Number Of Pedestrian Traffic Deaths At Lowest Point In More Than 100 Years

December 30, 2014 | Prachi Gupta

In the midst of a very trying week, here’s a major win for Mayor Bill de Blasio: The number of pedestrian traffic deaths in the city is at its lowest point since 1910. The New York Daily News reports that as of Sunday, the city suffered 131 pedestrian traffic-related fatalities in 2014. That number is 26% lower than last year’s, at 177 deaths. The number of all traffic-related deaths (including motorists and cyclists) was 250, the second-lowest on record.

Since coming into office, de Blasio has prioritized Vision Zero, a plan that aims to eliminate all traffic fatalities in New York City. In the past year, the city has increased the number of speed cameras, has reduced the city-wide speed limit to 25 MPH, and has established 27 new “arterial slow zones,” reports the Daily News. Additionally, police issued 42% more speeding tickets and 126% more summons to drivers who failed to yield to pedestrians than in 2013.

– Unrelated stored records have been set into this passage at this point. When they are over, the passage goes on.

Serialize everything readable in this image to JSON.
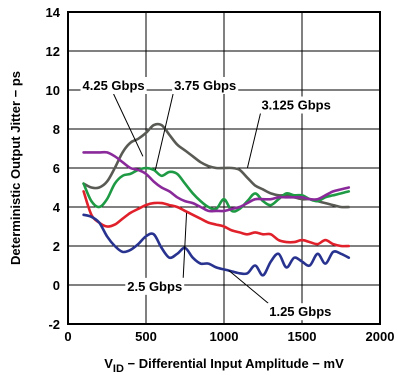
{
  "chart_data": {
    "type": "line",
    "xlabel_parts": {
      "v": "V",
      "sub": "ID",
      "rest": " − Differential Input Amplitude − mV"
    },
    "ylabel": "Deterministic Output Jitter − ps",
    "xlim": [
      0,
      2000
    ],
    "ylim": [
      -2,
      14
    ],
    "xticks": [
      0,
      500,
      1000,
      1500,
      2000
    ],
    "xtick_labels": [
      "0",
      "500",
      "1000",
      "1500",
      "2000"
    ],
    "yticks": [
      -2,
      0,
      2,
      4,
      6,
      8,
      10,
      12,
      14
    ],
    "ytick_labels": [
      "-2",
      "0",
      "2",
      "4",
      "6",
      "8",
      "10",
      "12",
      "14"
    ],
    "grid": true,
    "series": [
      {
        "name": "4.25 Gbps",
        "color": "#5a5a55",
        "x": [
          100,
          150,
          200,
          250,
          300,
          350,
          400,
          450,
          500,
          550,
          600,
          650,
          700,
          750,
          800,
          850,
          900,
          950,
          1000,
          1050,
          1100,
          1150,
          1200,
          1250,
          1300,
          1350,
          1400,
          1450,
          1500,
          1550,
          1600,
          1650,
          1700,
          1750,
          1800
        ],
        "y": [
          5.2,
          5.0,
          5.0,
          5.3,
          6.0,
          6.8,
          7.3,
          7.5,
          7.8,
          8.2,
          8.2,
          7.7,
          7.2,
          6.9,
          6.6,
          6.3,
          6.1,
          6.0,
          6.0,
          6.0,
          5.9,
          5.5,
          5.1,
          4.9,
          4.7,
          4.6,
          4.6,
          4.5,
          4.4,
          4.4,
          4.3,
          4.2,
          4.1,
          4.0,
          4.0
        ]
      },
      {
        "name": "3.75 Gbps",
        "color": "#1f9a44",
        "x": [
          100,
          150,
          200,
          250,
          300,
          350,
          400,
          450,
          500,
          550,
          600,
          650,
          700,
          750,
          800,
          850,
          900,
          950,
          1000,
          1050,
          1100,
          1150,
          1200,
          1250,
          1300,
          1350,
          1400,
          1450,
          1500,
          1550,
          1600,
          1650,
          1700,
          1750,
          1800
        ],
        "y": [
          5.2,
          4.3,
          4.0,
          4.4,
          5.2,
          5.6,
          5.7,
          5.9,
          6.0,
          5.9,
          5.6,
          5.8,
          5.7,
          5.2,
          4.7,
          4.3,
          4.0,
          3.9,
          4.4,
          3.8,
          3.9,
          4.3,
          4.7,
          4.3,
          4.1,
          4.4,
          4.7,
          4.6,
          4.6,
          4.4,
          4.3,
          4.5,
          4.6,
          4.7,
          4.8
        ]
      },
      {
        "name": "3.125 Gbps",
        "color": "#8a2a9a",
        "x": [
          100,
          150,
          200,
          250,
          300,
          350,
          400,
          450,
          500,
          550,
          600,
          650,
          700,
          750,
          800,
          850,
          900,
          950,
          1000,
          1050,
          1100,
          1150,
          1200,
          1250,
          1300,
          1350,
          1400,
          1450,
          1500,
          1550,
          1600,
          1650,
          1700,
          1750,
          1800
        ],
        "y": [
          6.8,
          6.8,
          6.8,
          6.8,
          6.6,
          6.3,
          6.0,
          5.9,
          5.7,
          5.3,
          5.0,
          4.8,
          4.5,
          4.3,
          4.2,
          4.0,
          3.8,
          3.8,
          3.8,
          3.9,
          4.0,
          4.2,
          4.4,
          4.4,
          4.4,
          4.5,
          4.5,
          4.5,
          4.5,
          4.4,
          4.4,
          4.6,
          4.8,
          4.9,
          5.0
        ]
      },
      {
        "name": "2.5 Gbps",
        "color": "#e0202a",
        "x": [
          100,
          150,
          200,
          250,
          300,
          350,
          400,
          450,
          500,
          550,
          600,
          650,
          700,
          750,
          800,
          850,
          900,
          950,
          1000,
          1050,
          1100,
          1150,
          1200,
          1250,
          1300,
          1350,
          1400,
          1450,
          1500,
          1550,
          1600,
          1650,
          1700,
          1750,
          1800
        ],
        "y": [
          4.8,
          3.6,
          3.2,
          3.0,
          3.1,
          3.4,
          3.7,
          3.9,
          4.1,
          4.2,
          4.2,
          4.1,
          4.0,
          3.8,
          3.6,
          3.4,
          3.2,
          3.1,
          3.0,
          2.8,
          2.7,
          2.6,
          2.7,
          2.6,
          2.6,
          2.3,
          2.2,
          2.2,
          2.3,
          2.2,
          2.1,
          2.3,
          2.1,
          2.0,
          2.0
        ]
      },
      {
        "name": "1.25 Gbps",
        "color": "#28338f",
        "x": [
          100,
          150,
          200,
          250,
          300,
          350,
          400,
          450,
          500,
          550,
          600,
          650,
          700,
          750,
          800,
          850,
          900,
          950,
          1000,
          1050,
          1100,
          1150,
          1200,
          1250,
          1300,
          1350,
          1400,
          1450,
          1500,
          1550,
          1600,
          1650,
          1700,
          1750,
          1800
        ],
        "y": [
          3.6,
          3.5,
          3.2,
          2.5,
          2.0,
          1.7,
          1.8,
          2.1,
          2.5,
          2.6,
          1.9,
          1.4,
          1.6,
          1.9,
          1.4,
          1.1,
          1.1,
          0.9,
          0.8,
          0.7,
          0.6,
          0.6,
          1.0,
          0.5,
          1.2,
          1.6,
          0.9,
          1.4,
          1.2,
          1.0,
          1.6,
          1.1,
          1.7,
          1.6,
          1.4
        ]
      }
    ],
    "annotations": [
      {
        "text": "4.25 Gbps",
        "x": 93,
        "y": 10.0,
        "point_to": [
          480,
          6.6
        ]
      },
      {
        "text": "3.75 Gbps",
        "x": 680,
        "y": 10.0,
        "point_to": [
          560,
          5.9
        ]
      },
      {
        "text": "3.125 Gbps",
        "x": 1240,
        "y": 9.0,
        "point_to": [
          1150,
          6.0
        ]
      },
      {
        "text": "2.5 Gbps",
        "x": 380,
        "y": -0.3,
        "point_to": [
          760,
          3.7
        ]
      },
      {
        "text": "1.25 Gbps",
        "x": 1290,
        "y": -1.6,
        "point_to": [
          1030,
          0.75
        ]
      }
    ]
  }
}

De Blasio sees the numbers as evidence that his plan is working, saying:

“There is no question we are moving this city in the right direction, thanks to stepped-up enforcement by the NYPD, strong traffic safety measures by the Department of Transportation, new laws passed by our legislators, and the work of New Yorkers fighting for change,” Mayor de Blasio said in a statement to The News. “This year shows that when we put the force of government and the will of the city behind a goal like Vision Zero, we can get results and make our streets safer.”